1) Der Geschädigte eines Verkehrsunfalls, der auf Gutachtenbasis abrechnen will, muss sich nicht darauf verweisen lassen, dass die gegnerische Haftpflichtversicherung ihm eine konkrete Fachwerkstatt nennt, in der er die Reparatur seines Kraftfahrzeuges zu einem günstigeren Preis hätte durchführen können.

2) Die Dispositionsfreiheit des Geschädigten schließt es auch dann grundsätzlich aus, ihn nur auf der Grundlage der Reparaturkosten in einer ganz bestimmten Werkstatt zu entschädigen, wenn er auf Gutachtenbasis abrechnet.
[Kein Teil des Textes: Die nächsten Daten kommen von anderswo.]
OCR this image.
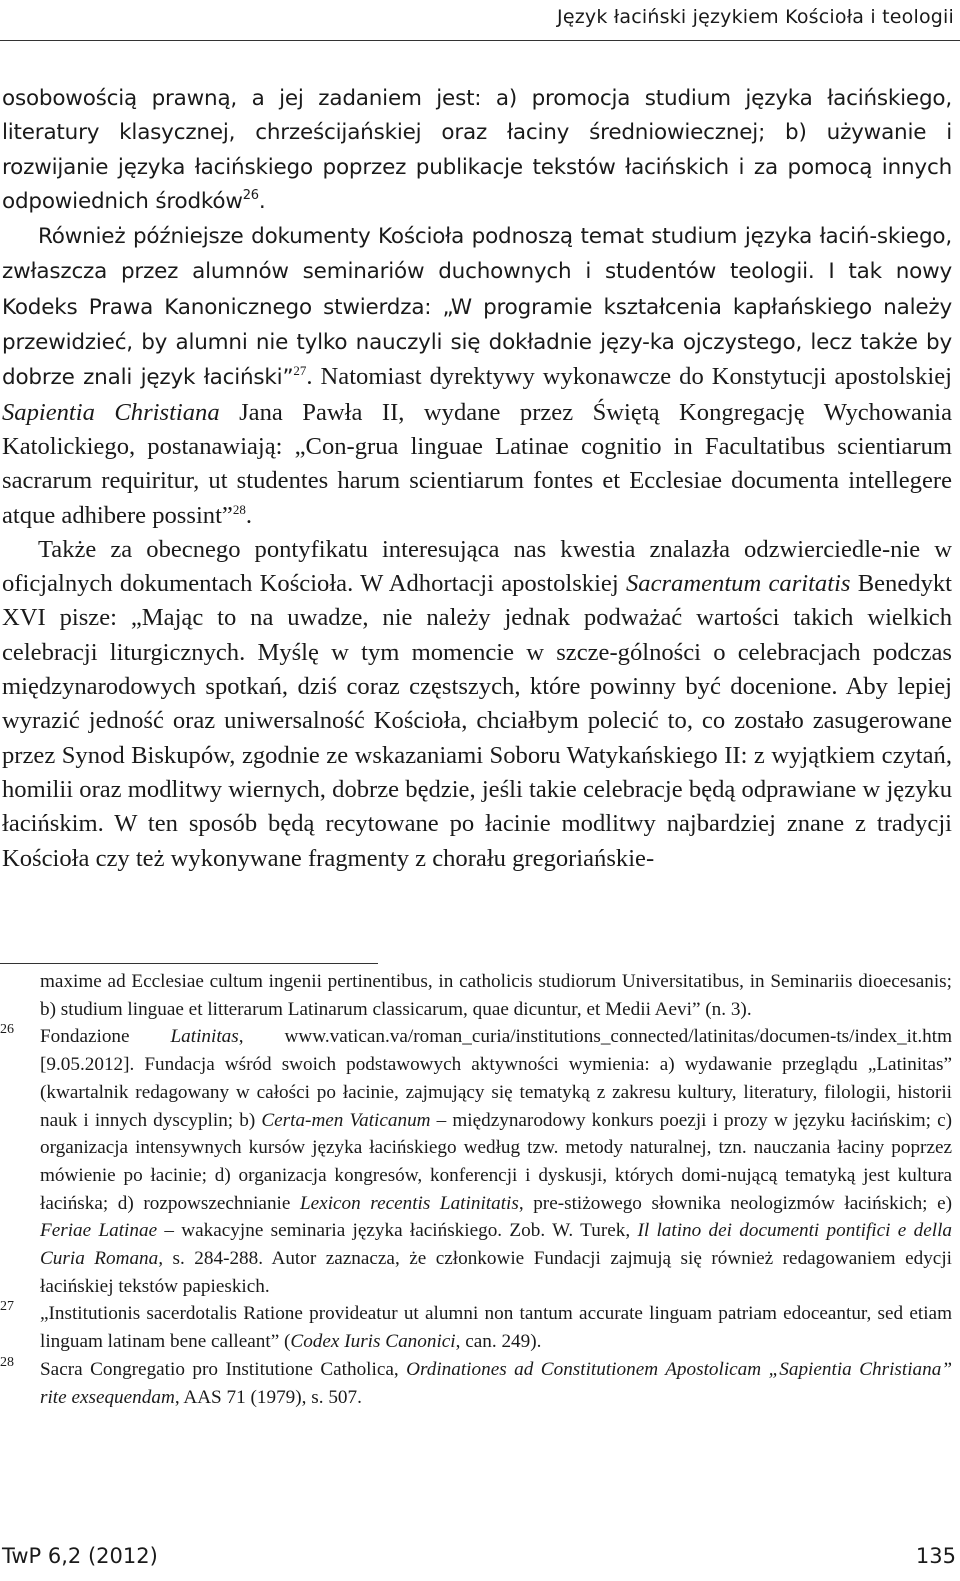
Język łaciński językiem Kościoła i teologii

osobowością prawną, a jej zadaniem jest: a) promocja studium języka łacińskiego, literatury klasycznej, chrześcijańskiej oraz łaciny średniowiecznej; b) używanie i rozwijanie języka łacińskiego poprzez publikacje tekstów łacińskich i za pomocą innych odpowiednich środków$^{26}$.

Również późniejsze dokumenty Kościoła podnoszą temat studium języka łaciń-skiego, zwłaszcza przez alumnów seminariów duchownych i studentów teologii. I tak nowy Kodeks Prawa Kanonicznego stwierdza: „W programie kształcenia kapłańskiego należy przewidzieć, by alumni nie tylko nauczyli się dokładnie języ-ka ojczystego, lecz także by dobrze znali język łaciński”$^{27}$. Natomiast dyrektywy wykonawcze do Konstytucji apostolskiej Sapientia Christiana Jana Pawła II, wydane przez Świętą Kongregację Wychowania Katolickiego, postanawiają: „Con-grua linguae Latinae cognitio in Facultatibus scientiarum sacrarum requiritur, ut studentes harum scientiarum fontes et Ecclesiae documenta intellegere atque adhibere possint”$^{28}$.

Także za obecnego pontyfikatu interesująca nas kwestia znalazła odzwierciedle-nie w oficjalnych dokumentach Kościoła. W Adhortacji apostolskiej Sacramentum caritatis Benedykt XVI pisze: „Mając to na uwadze, nie należy jednak podważać wartości takich wielkich celebracji liturgicznych. Myślę w tym momencie w szcze-gólności o celebracjach podczas międzynarodowych spotkań, dziś coraz częstszych, które powinny być docenione. Aby lepiej wyrazić jedność oraz uniwersalność Kościoła, chciałbym polecić to, co zostało zasugerowane przez Synod Biskupów, zgodnie ze wskazaniami Soboru Watykańskiego II: z wyjątkiem czytań, homilii oraz modlitwy wiernych, dobrze będzie, jeśli takie celebracje będą odprawiane w języku łacińskim. W ten sposób będą recytowane po łacinie modlitwy najbardziej znane z tradycji Kościoła czy też wykonywane fragmenty z chorału gregoriańskie-

maxime ad Ecclesiae cultum ingenii pertinentibus, in catholicis studiorum Universitatibus, in Seminariis dioecesanis; b) studium linguae et litterarum Latinarum classicarum, quae dicuntur, et Medii Aevi” (n. 3).

26 Fondazione Latinitas, www.vatican.va/roman_curia/institutions_connected/latinitas/documen-ts/index_it.htm [9.05.2012]. Fundacja wśród swoich podstawowych aktywności wymienia: a) wydawanie przeglądu „Latinitas” (kwartalnik redagowany w całości po łacinie, zajmujący się tematyką z zakresu kultury, literatury, filologii, historii nauk i innych dyscyplin; b) Certa-men Vaticanum – międzynarodowy konkurs poezji i prozy w języku łacińskim; c) organizacja intensywnych kursów języka łacińskiego według tzw. metody naturalnej, tzn. nauczania łaciny poprzez mówienie po łacinie; d) organizacja kongresów, konferencji i dyskusji, których domi-nującą tematyką jest kultura łacińska; d) rozpowszechnianie Lexicon recentis Latinitatis, pre-stiżowego słownika neologizmów łacińskich; e) Feriae Latinae – wakacyjne seminaria języka łacińskiego. Zob. W. Turek, Il latino dei documenti pontifici e della Curia Romana, s. 284-288. Autor zaznacza, że członkowie Fundacji zajmują się również redagowaniem edycji łacińskiej tekstów papieskich.

27 „Institutionis sacerdotalis Ratione provideatur ut alumni non tantum accurate linguam patriam edoceantur, sed etiam linguam latinam bene calleant” (Codex Iuris Canonici, can. 249).

28 Sacra Congregatio pro Institutione Catholica, Ordinationes ad Constitutionem Apostolicam „Sapientia Christiana” rite exsequendam, AAS 71 (1979), s. 507.

TwP 6,2 (2012)	135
(Leitsätze des Einsenders)

AG Hamburg-Altona, Urt. v. 20.12.2007 – 316 C 299/07

Sachverhalt

Nach einem Verkehrsunfall rechnete der Geschädigte auf der Grundlage eines von ihm eingeholten Gutachtens ab, das die Stundenverrechnungssätze einer markengebundenen Fachwerkstatt zu Grunde legte. Die beklagte Haftpflichtversicherung wies auf eine markenungebundene Werkstatt hin, bei der nach ihren Angaben geringere Stundenverrechnungssätze angefallen wären. Diesen von ihr angegebenen Betrag zahlte sie aus. Der Kläger nahm diese Kürzung nicht hin und machte den Differenzbetrag geltend. Die Beklagte hat zur Begründung ihres Klageabweisungsantrages die Auffassung vertreten, der Geschädigte müsse sich auf ihm konkret benannte günstigere und gleichwertige Reparaturmöglichkeiten verweisen lassen. Das AG sprach dem Kläger den geltend gemachten Differenzbetrag zu.

Aus den Gründen

“Der Kläger kann von der Beklagten eine Ersatzleistung nach den im Gutachten … ausgewiesenen Stundenverrechnungssätzen der Fa. K Autoservice verlangen. Für das, was zur Schadensbeseitigung nach § 249 S. 2 BGB erforderlich ist, kann das Schätzungsgutachten eines anerkannten Kfz-Sachverständigen über die Höhe der voraussichtlichen Reparaturkosten für das Gericht eine sachgerechte Grundlage sein, sofern das Gutachten hinreichend ausführlich ist und das Bemühen erkennen lässt, dem konkreten Schadensfall vom Standpunkt eines wirtschaftlich denkenden Betrachters gerecht zu werden (BGB, Urt. v. 20.6.1989, NJW 1989, 3009). Das ist vorliegend der Fall. …

Die Beklagte wendet lediglich ein, dass der Kläger sein Fahrzeug in der von ihr benannten Werkstatt preisgünstiger hätte reparieren lassen können. Damit kann sie jedoch aus Rechtsgründen nicht gehört werden.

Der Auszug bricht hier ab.